Violences, accidents, catastrophes naturelles, attentats, deuils brutaux… Autant d'événements traumatisants qui peuvent entraîner des séquelles profondes. Particulièrement exposées, les personnes en situation de handicap présentent un risque accru de troubles psychotraumatiques, souvent plus intenses et complexes que dans la population générale.
Pour changer la donne, l'association Coactis santé a publié, fin 2024, une nouvelle fiche-conseils (N°S7c) sur Handiconnect.fr, qui vient compléter celle consacrée aux violences conjugales et sexuelles faites aux adultes en situation de handicap, publiée en 2023. Objectif ? Offrir aux professionnels de santé des outils concrets pour repérer des signaux souvent discrets, accompagner le patient et alerter lorsque cela est nécessaire.
Les femmes handicapées touchées de plein fouet
Les femmes, les enfants et les personnes avec autisme sont particulièrement touchés par les psychotraumatismes. Ainsi, près d'une femme handicapée sur cinq indique avoir déjà été violée, soit une proportion nettement supérieure à celle de l'ensemble des femmes (9 %), des hommes handicapés (9 %) et de l'ensemble des hommes (3 %), selon une enquête Ipsos/Ladapt de 2022. Ce chiffre bondit à 9 femmes sur 10 pour celles porteuses d'autisme, selon une étude publiée dans la revue scientifique Frontiers in behavioral neuroscience la même année (9 femmes autistes sur 10 victimes de violences sexuelles).
Des troubles sous-estimés
« Pourtant, le diagnostic de ces troubles reste sous-estimé, faute de signes évidents ou de difficultés de communication mais aussi par méconnaissance du monde médical et en raison de préjugés discriminatoires. Ces victimes demeurent invisibles », déplore Coactis santé, qui œuvre depuis 2010 en faveur de l'accès aux soins des personnes en situation de handicap.
Ne pas confondre psychotrauma et handicap !
« Une jeune femme non oralisante ne parvenait plus à s'asseoir sur son fauteuil roulant. On a mis en cause la qualité de son assise et changé son coussin. En réalité, elle était victime de viol », illustre Marie Rabatel, président de l'Association francophone des femmes autistes. « Les proches et médecins ont tendance à mettre la plupart des comportements en lien avec le psychotrauma sur le compte du handicap », observe cette experte du groupe de travail Handiconnect.fr sur les violences. En effet, certains troubles psychotraumatiques, comme le « repli sur soi, les troubles du sommeil ou de l'alimentation, peuvent facilement être confondus avec des manifestations liées au handicap, entraînant, de ce fait, des soins inadaptés », souscrit l'association.

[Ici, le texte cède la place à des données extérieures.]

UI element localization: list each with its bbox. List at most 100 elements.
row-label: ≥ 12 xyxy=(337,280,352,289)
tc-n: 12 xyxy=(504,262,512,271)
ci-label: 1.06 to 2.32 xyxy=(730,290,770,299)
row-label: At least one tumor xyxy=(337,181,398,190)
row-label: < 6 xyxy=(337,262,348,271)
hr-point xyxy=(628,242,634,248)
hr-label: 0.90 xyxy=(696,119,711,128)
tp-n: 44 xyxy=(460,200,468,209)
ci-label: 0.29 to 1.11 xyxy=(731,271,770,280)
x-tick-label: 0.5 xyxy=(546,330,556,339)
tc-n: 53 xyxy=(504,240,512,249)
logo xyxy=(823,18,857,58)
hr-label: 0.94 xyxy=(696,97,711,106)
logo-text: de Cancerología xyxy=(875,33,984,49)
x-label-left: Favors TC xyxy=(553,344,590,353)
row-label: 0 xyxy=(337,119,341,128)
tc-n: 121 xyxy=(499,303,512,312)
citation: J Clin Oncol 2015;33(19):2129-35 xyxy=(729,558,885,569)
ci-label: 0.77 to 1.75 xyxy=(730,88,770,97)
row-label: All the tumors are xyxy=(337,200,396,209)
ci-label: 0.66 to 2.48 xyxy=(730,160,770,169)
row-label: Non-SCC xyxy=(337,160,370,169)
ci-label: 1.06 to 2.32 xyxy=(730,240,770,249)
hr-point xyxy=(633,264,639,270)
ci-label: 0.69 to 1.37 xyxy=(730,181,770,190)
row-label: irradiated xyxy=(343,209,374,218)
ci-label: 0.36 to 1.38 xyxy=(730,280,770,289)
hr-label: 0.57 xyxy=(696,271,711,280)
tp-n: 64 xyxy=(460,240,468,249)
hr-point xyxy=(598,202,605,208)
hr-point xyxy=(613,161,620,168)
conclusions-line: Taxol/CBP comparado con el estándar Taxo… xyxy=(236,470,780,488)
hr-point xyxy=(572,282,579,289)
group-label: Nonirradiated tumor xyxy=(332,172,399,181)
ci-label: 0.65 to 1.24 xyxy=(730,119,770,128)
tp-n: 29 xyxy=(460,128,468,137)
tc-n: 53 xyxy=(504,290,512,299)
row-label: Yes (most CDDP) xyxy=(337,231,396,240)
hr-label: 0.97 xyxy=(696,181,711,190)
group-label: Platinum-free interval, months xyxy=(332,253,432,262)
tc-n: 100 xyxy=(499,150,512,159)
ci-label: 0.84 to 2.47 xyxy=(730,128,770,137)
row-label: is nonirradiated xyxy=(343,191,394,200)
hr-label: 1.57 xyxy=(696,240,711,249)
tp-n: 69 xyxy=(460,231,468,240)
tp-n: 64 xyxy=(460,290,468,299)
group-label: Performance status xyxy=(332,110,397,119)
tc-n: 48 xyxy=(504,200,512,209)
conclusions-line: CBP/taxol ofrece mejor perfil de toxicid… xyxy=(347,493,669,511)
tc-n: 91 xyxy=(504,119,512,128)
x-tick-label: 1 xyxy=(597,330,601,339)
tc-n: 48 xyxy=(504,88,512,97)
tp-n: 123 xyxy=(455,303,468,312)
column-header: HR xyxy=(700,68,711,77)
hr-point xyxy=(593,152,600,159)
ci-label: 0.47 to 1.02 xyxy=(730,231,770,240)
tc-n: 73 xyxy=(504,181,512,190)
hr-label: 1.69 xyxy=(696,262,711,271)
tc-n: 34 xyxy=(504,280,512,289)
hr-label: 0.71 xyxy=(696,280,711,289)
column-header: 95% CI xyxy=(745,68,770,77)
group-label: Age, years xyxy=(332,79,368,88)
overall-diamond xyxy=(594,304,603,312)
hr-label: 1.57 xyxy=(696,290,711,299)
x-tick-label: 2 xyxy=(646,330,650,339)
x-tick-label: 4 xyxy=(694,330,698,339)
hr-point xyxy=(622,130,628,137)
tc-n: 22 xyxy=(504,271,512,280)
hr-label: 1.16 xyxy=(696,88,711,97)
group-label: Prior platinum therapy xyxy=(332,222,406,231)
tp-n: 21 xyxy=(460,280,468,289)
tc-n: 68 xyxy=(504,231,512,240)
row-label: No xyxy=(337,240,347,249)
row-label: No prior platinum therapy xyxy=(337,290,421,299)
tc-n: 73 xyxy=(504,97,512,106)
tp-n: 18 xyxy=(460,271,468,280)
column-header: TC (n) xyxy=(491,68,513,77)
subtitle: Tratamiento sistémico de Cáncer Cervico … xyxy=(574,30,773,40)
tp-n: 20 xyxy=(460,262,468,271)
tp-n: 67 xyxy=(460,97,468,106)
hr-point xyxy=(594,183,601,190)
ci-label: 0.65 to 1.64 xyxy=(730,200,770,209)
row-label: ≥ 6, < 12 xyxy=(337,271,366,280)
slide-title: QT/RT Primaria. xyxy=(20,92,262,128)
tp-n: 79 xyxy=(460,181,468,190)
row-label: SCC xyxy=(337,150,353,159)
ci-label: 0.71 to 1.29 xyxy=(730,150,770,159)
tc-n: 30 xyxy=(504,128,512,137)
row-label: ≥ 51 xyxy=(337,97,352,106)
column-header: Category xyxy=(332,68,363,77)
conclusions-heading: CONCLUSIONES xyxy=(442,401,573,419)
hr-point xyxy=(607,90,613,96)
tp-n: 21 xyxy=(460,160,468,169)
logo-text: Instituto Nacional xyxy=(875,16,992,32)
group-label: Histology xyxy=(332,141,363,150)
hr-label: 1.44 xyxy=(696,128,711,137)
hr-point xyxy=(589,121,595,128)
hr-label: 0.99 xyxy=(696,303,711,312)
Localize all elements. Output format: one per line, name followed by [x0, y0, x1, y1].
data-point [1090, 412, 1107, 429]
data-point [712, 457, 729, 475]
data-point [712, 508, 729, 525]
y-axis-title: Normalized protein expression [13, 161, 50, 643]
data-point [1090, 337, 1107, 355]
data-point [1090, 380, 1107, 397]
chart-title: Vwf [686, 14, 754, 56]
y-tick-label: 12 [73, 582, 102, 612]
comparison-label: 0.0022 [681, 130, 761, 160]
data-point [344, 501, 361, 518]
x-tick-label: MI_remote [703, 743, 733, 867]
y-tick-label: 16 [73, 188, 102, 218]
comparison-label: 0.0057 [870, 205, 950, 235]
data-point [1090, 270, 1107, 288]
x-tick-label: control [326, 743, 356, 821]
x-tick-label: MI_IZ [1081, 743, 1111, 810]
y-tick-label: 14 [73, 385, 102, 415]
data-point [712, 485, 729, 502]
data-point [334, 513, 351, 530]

Reconnaître cette « souffrance masquée »
En outre, « certaines victimes expriment parfois leur détresse sans mots, uniquement via le langage corporel ». Cette « fiche-conseils » offre aux soignants des repères pour reconnaître les comportements qui traduisent une souffrance masquée. « En tant que professionnels, nous avons la responsabilité de reconnaître ces signes et devons à ces victimes une écoute et une réponse adaptées à leur traumatisme. Ne pas le prendre en compte est un déni d'humanité », martèle Marie Rabatel.
17 centres régionaux de psychotrauma
Au-delà de l'identification, cet outil permet d'orienter vers les ressources spécialisées. En France, 17 centres régionaux de psychotrauma (CRP) -« encore en nombre insuffisant », selon Coactis santé- accueillent les victimes grâce à des équipes médicales et psychologiques expertes. « L'enjeu est d'autant plus crucial que le traumatisme psychologique peut aggraver le handicap et la vulnérabilité, impactant la santé psychique et somatique, augmentant le seuil de tolérance à la douleur et exposant les victimes à des violences répétées », insiste l'association.